Eddy: [imitating Edd's mother] "Eddward! Must your father and I remind you to finish your homework?"

Ed: [as Edd's father] "That is right, son. A mind is a terrible organ to shovel."

Edd: "HAVE YOU GONE MAD?" [He attempts to pull Ed from the bed, then checks his arm.] "My blood sugar seems a tad low."

[Eddy snickers.]

Edd: "EDDY, YOU'RE CONTAMINATING MOTHER'S LINEN WITH MILLIONS OF DEAD SKIN CELLS!" [Eddy dives beneath the sheets.] "If you two only knew the regimen of cleaning procedures that you've set into place–"

Eddy: "Woohoo!" [He is spinning on a rotatable mirror.] "Jane, stop this crazy thing!" [The lump in the middle of the bedspread collapses.]

Ed: "Look what I found!" [He pops out of a drawer.] "Sticky notes!"

Edd: "You put those back!"

Eddy: "You're in trouble, Ed!" [He runs away gleefully.]

Ed: "I'm a bad boy!" [Ed follows Eddy away, putting sticky notes on him as they run.] "Sticky note!
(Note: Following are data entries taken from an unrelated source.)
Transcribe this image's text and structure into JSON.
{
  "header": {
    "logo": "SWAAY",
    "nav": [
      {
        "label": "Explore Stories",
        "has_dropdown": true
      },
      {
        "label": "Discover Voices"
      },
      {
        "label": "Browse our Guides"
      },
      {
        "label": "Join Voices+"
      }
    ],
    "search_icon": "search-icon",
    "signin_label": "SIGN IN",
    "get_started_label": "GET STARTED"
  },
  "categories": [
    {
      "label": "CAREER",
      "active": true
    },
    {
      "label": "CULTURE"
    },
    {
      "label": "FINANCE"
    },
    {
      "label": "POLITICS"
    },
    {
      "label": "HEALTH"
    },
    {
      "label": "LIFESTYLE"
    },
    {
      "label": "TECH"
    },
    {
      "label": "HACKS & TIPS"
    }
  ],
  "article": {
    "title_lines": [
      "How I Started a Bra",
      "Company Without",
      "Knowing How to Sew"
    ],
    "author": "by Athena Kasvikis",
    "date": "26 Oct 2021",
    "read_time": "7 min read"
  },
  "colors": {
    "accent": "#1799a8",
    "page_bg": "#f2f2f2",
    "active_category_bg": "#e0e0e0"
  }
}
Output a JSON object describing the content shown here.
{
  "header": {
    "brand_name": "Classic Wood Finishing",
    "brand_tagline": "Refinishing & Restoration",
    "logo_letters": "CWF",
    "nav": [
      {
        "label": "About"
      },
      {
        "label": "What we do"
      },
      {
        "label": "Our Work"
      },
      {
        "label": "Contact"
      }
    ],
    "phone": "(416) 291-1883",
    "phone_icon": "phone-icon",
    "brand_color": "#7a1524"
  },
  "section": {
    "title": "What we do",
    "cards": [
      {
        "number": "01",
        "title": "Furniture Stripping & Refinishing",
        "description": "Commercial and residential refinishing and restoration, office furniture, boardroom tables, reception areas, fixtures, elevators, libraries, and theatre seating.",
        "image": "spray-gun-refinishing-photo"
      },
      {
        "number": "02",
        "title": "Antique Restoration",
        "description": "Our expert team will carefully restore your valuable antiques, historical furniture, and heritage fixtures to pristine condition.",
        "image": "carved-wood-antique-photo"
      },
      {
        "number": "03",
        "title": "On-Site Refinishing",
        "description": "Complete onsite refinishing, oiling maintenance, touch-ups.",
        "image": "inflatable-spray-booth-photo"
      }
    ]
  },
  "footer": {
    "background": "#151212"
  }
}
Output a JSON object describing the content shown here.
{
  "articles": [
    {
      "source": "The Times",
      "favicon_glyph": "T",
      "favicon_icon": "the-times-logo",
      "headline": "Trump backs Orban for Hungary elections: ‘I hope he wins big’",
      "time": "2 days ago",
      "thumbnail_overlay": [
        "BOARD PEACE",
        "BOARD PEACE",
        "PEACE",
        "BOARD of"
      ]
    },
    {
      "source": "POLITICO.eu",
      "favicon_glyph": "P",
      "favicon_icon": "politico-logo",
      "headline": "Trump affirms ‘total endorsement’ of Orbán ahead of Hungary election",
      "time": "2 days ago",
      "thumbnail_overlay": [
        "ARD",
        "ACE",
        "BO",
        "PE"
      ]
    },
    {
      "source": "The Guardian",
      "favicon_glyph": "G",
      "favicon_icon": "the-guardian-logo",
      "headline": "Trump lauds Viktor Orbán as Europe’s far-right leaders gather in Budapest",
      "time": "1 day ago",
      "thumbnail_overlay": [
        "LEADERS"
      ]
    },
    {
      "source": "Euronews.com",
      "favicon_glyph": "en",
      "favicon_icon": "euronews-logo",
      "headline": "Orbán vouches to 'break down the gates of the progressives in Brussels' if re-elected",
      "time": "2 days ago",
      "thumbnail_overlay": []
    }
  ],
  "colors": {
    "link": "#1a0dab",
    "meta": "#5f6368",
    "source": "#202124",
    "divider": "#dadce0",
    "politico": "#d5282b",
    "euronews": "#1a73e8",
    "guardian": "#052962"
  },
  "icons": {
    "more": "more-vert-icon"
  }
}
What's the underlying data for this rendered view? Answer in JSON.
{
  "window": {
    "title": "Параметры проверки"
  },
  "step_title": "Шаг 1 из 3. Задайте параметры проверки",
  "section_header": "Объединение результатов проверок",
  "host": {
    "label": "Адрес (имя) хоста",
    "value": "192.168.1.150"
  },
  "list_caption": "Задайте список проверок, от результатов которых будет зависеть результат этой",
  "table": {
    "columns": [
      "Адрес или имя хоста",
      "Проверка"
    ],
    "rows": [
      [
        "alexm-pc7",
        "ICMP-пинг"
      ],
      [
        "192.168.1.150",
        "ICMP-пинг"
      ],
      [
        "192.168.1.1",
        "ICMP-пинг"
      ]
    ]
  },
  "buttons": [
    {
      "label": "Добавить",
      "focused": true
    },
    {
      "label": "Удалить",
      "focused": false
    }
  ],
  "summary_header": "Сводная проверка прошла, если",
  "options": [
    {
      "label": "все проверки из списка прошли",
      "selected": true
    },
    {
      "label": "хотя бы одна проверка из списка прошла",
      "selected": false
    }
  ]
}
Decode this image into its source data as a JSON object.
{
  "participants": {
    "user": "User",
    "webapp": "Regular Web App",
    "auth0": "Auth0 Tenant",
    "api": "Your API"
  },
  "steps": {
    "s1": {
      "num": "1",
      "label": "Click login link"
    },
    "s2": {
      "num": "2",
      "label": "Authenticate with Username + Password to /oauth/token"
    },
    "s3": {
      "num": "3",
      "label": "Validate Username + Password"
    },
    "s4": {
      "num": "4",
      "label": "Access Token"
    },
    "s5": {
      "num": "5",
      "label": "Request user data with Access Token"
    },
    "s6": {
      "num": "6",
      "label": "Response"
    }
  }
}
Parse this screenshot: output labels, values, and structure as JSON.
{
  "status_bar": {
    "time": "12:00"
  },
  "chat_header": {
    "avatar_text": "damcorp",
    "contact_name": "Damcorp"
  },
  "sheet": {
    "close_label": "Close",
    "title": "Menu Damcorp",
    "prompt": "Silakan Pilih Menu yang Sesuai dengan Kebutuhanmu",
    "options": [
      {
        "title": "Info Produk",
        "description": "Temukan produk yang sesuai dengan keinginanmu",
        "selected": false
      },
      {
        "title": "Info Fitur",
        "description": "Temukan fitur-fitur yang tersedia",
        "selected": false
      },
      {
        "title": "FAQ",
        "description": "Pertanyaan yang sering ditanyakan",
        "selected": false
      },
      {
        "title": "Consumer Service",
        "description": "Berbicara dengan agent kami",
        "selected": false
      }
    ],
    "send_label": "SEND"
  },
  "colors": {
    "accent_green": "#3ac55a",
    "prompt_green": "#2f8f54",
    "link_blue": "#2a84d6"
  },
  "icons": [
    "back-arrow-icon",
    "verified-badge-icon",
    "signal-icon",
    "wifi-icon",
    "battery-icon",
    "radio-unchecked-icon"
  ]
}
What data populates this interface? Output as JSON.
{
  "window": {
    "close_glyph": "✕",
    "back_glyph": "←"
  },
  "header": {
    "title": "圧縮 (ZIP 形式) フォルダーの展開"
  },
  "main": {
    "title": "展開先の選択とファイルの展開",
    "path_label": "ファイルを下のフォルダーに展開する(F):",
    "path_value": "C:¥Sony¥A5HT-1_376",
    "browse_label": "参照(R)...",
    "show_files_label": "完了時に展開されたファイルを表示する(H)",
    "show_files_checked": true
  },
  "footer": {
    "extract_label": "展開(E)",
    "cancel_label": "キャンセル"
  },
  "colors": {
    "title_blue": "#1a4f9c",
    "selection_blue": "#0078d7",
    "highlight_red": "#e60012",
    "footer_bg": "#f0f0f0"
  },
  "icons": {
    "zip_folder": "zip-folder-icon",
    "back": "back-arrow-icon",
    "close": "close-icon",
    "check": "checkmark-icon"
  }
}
Sticky note! Sticky note!"

Edd: "Downstairs immediately!" [Ed's tongue hits Edd in the face. Edd pulls it away to reveal a sticky note with "stiky note" written on it.] "Your spelling's atrocious, Ed."

Nat: "Can we please go somewhere else?!"

[Eddy comes by in a rowboat.]

Eddy: "Row! Row! Row! Row!"

Edd: "Eddy, you're scratching the floor!"

Eddy: "Row! And–"

Ed: "My turn!" [He leaps on Eddy.] "Boing!"

Eddy: [hitting Ed with a paddle] "Smack!"

Ed: [flying] "Whoosh!"

Edd: [chasing] "Pant pant pant pant."

Ed: "Ha ha!" [Ed crashes in a closet.] "Oop."

Edd: [looking wildly for him] "Where'd he go? Where'd he go?"

Nat: [pointing] "There he is!"

Ed: "Look what I found!"

Edd: "NO, NOT THAT!"

Ed: "Bubble wrap." [He pops a bubble, damaging the ceiling.]

[Nat stares in shock.]

Edd: "Ed!"

Ed: "Cool!" [He then pulls a whole sheet out. The object wrapped inside the bubble wrap comes out and falls on Edd's head.] "What was that?"

Eddy: "It's a hunk of baloney, Ed. What are ya?"

Edd: [slightly dazed] "Baloney? Please." [He strains to lift it. Nat helps him.] "It's–the–ancestral fruitcake!"

Eddy: "Looks like you got competition, Ed." [Ed grins at this.]